Poetisches Ausstellungskonzept

Sverre Fehns Poesie begleitet auch die Arbeiten, die in der Ausstellung im Ringturm präsentiert werden. Seine Texte erläutern sozusagen die Bauwerke.

So steht neben dem Einfamilienhaus in Morrköping in Schweden, das er Anfang der 60er Jahre erbaute:

„Du weißt, die Rotunde war ein Scherz, damals als wir das Geheimnis des Horizonts verloren - es war ein Schock für uns alle, als wir erkannten, dass die Welt eine Kugel ist und messbar. So machte ich die Erde zu seinem Labyrinth mit einem einzigen Haus mit vier identischen Fassaden. Wenn man das Haus in Richtung Westen verlässt und die Welt umrundet, geht man wieder auf dieselbe Fassade zu.“

Die Architektur Fehns fügt sich stets harmonisch in die Landschaft ein. Für Adolph Stiller, Leiter der Veranstaltungsreihe Architektur im Ringturm sind die offenen Grundrisse und die Kommunikation mit der Umgebung das Charakteristikum der Arbeit Sverre Fehns.


Gebaute...

Fehns Hauptwerk ist das Hedemark-Museum aus den 60er Jahren, wo Fehn im Innenraum einer großen Scheune ein Museum einrichtete. In einem Flügel sind Reste eines mittelalterlichen Bischofsitzes ausgestellt. Fehn verbindet hier alt und neu auf erfrischende Weise.

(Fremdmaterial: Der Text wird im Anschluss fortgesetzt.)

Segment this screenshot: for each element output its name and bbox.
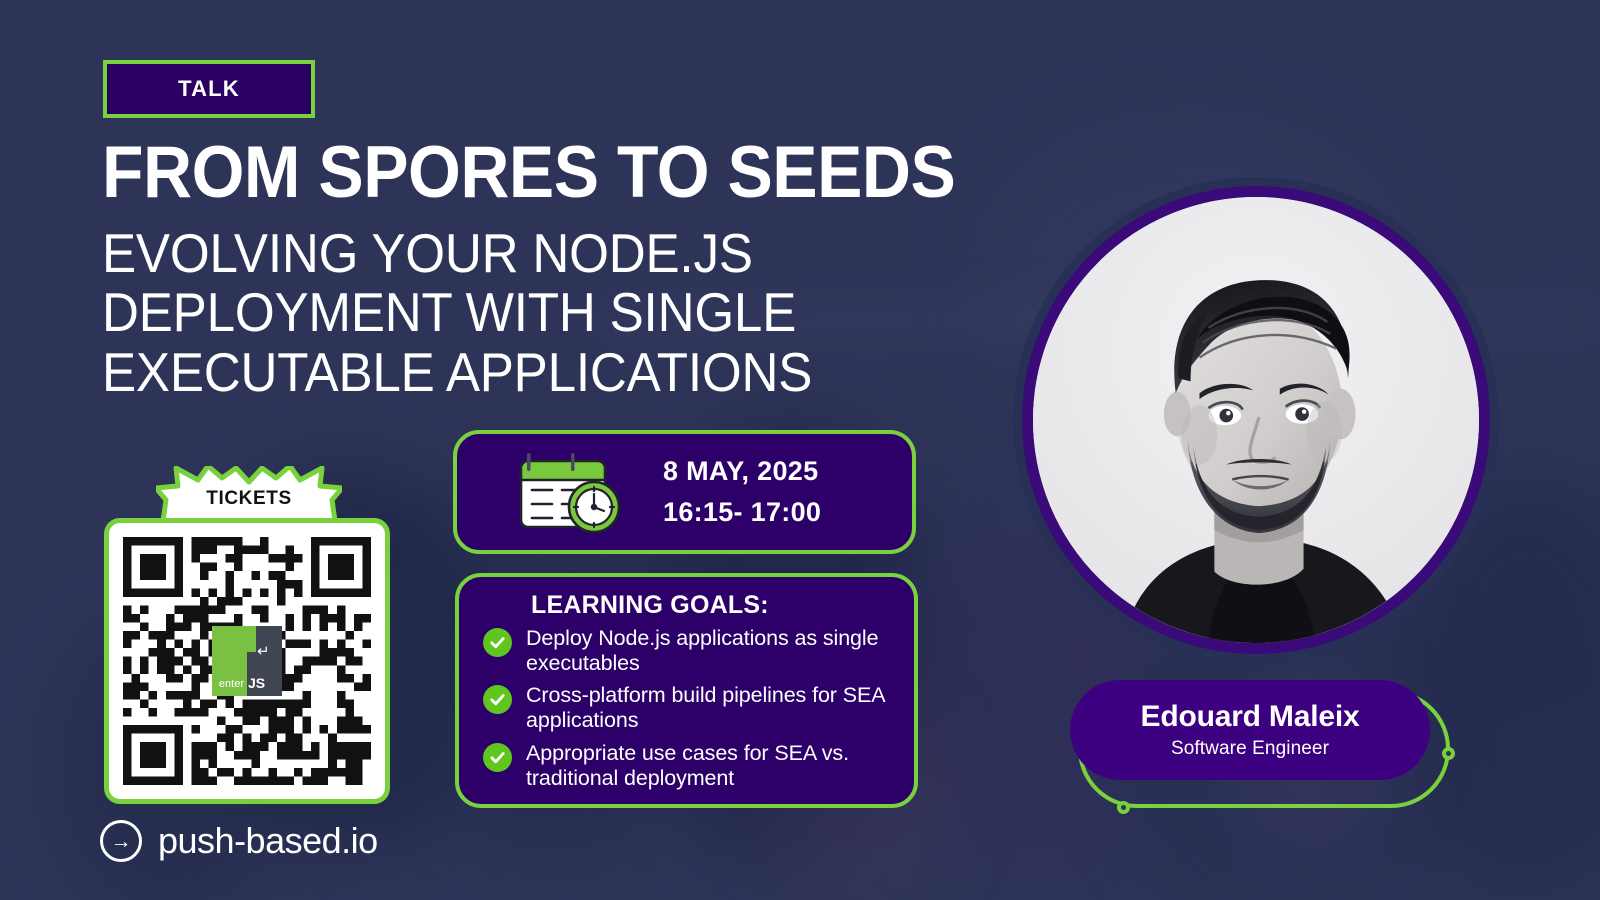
check-glyph [489, 749, 506, 766]
website-url-label: push-based.io [158, 820, 378, 862]
speaker-portrait-image [1033, 197, 1479, 643]
arrow-right-circle-icon: → [100, 820, 142, 862]
talk-type-badge: TALK [103, 60, 315, 118]
speaker-avatar [1022, 186, 1490, 654]
logo-return-arrow-icon: ↵ [257, 642, 270, 660]
ticket-qr-code[interactable]: enter ↵ JS [104, 518, 390, 804]
logo-notch [246, 626, 256, 652]
check-circle-icon [483, 628, 512, 657]
calendar-clock-icon [519, 449, 629, 535]
list-item: Deploy Node.js applications as single ex… [483, 626, 888, 676]
logo-enter-text: enter [219, 678, 244, 690]
talk-type-label: TALK [178, 76, 240, 102]
list-item: Cross-platform build pipelines for SEA a… [483, 683, 888, 733]
logo-dark-block: ↵ JS [247, 626, 282, 696]
page-subtitle: EVOLVING YOUR NODE.JS DEPLOYMENT WITH SI… [102, 224, 1032, 402]
title-block: FROM SPORES TO SEEDS EVOLVING YOUR NODE.… [102, 138, 1102, 402]
check-circle-icon [483, 743, 512, 772]
date-time-card: 8 MAY, 2025 16:15- 17:00 [453, 430, 916, 554]
subtitle-line: EXECUTABLE APPLICATIONS [102, 343, 1032, 402]
check-circle-icon [483, 685, 512, 714]
learning-goal-text: Cross-platform build pipelines for SEA a… [526, 683, 888, 733]
event-time: 16:15- 17:00 [663, 497, 821, 528]
enterjs-logo-icon: enter ↵ JS [212, 626, 282, 696]
check-glyph [489, 691, 506, 708]
arrow-glyph: → [111, 831, 132, 852]
logo-green-block: enter [212, 626, 247, 696]
list-item: Appropriate use cases for SEA vs. tradit… [483, 741, 888, 791]
circuit-node-dot [1117, 801, 1130, 814]
learning-goals-title: LEARNING GOALS: [531, 591, 888, 620]
learning-goal-text: Deploy Node.js applications as single ex… [526, 626, 888, 676]
circuit-node-dot [1442, 747, 1455, 760]
learning-goal-text: Appropriate use cases for SEA vs. tradit… [526, 741, 888, 791]
speaker-name: Edouard Maleix [1141, 700, 1360, 734]
page-title: FROM SPORES TO SEEDS [102, 138, 1032, 208]
subtitle-line: DEPLOYMENT WITH SINGLE [102, 283, 1032, 342]
speaker-name-badge: Edouard Maleix Software Engineer [1070, 680, 1460, 820]
subtitle-line: EVOLVING YOUR NODE.JS [102, 224, 1032, 283]
date-time-text: 8 MAY, 2025 16:15- 17:00 [663, 456, 821, 528]
check-glyph [489, 634, 506, 651]
website-link[interactable]: → push-based.io [100, 820, 378, 862]
speaker-info-pill: Edouard Maleix Software Engineer [1070, 680, 1430, 780]
learning-goals-card: LEARNING GOALS: Deploy Node.js applicati… [455, 573, 918, 808]
logo-js-text: JS [248, 675, 265, 691]
event-date: 8 MAY, 2025 [663, 456, 821, 487]
speaker-role: Software Engineer [1171, 738, 1329, 760]
tickets-label: TICKETS [156, 488, 342, 510]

„Man muss die Vergangenheit mit der Gegenwart verbinden“, erläutert Fehn seine Verbindung aus Sichtbeton und mittelalterlichem Gemäuer. „Wenn man versucht, die Vergangenheit zu kopieren, kommt alles nur durcheinander“, so Fehn.


...und ungebaute Architektur

In der Ausstellung zu sehen sind auch zahlreiche Projekte, mit denen Sverre Fehns Wettbewerbe gewann, ohne die Entwürfe umsetzen zu können. So zum Beispiel der Erweiterungsbau für das königliche Museum in Kopenhagen. Diesen Wettbewerb gewann Fehn 1997, dem Jahr als er auch den Pritzker-Preis erhielt. Ein weiteres Beispiel ist das Theater im Herzen Kopenhagens, das bis heute nicht gebaut wurde.

„Es war zu radikal und zu modern für das dänische Volk. Außerdem ist es wirklich im Herzen der Stadt“, gesteht Fehn zu. Drei Jahre wogte die öffentliche Diskussion dahin, bis Fehn ein 36 Meter hohes 1:1 Modell errichtete. „Aber es war nicht so leicht für die Leute, das Projekt zu akzeptieren. Sie streiten noch heute...“.


[Tipp:
Die gebauten und ungebauten Projekte von Sverre Fehn sind bis zum 29. Juni 2001 im Wiener Ringturm zu sehen.]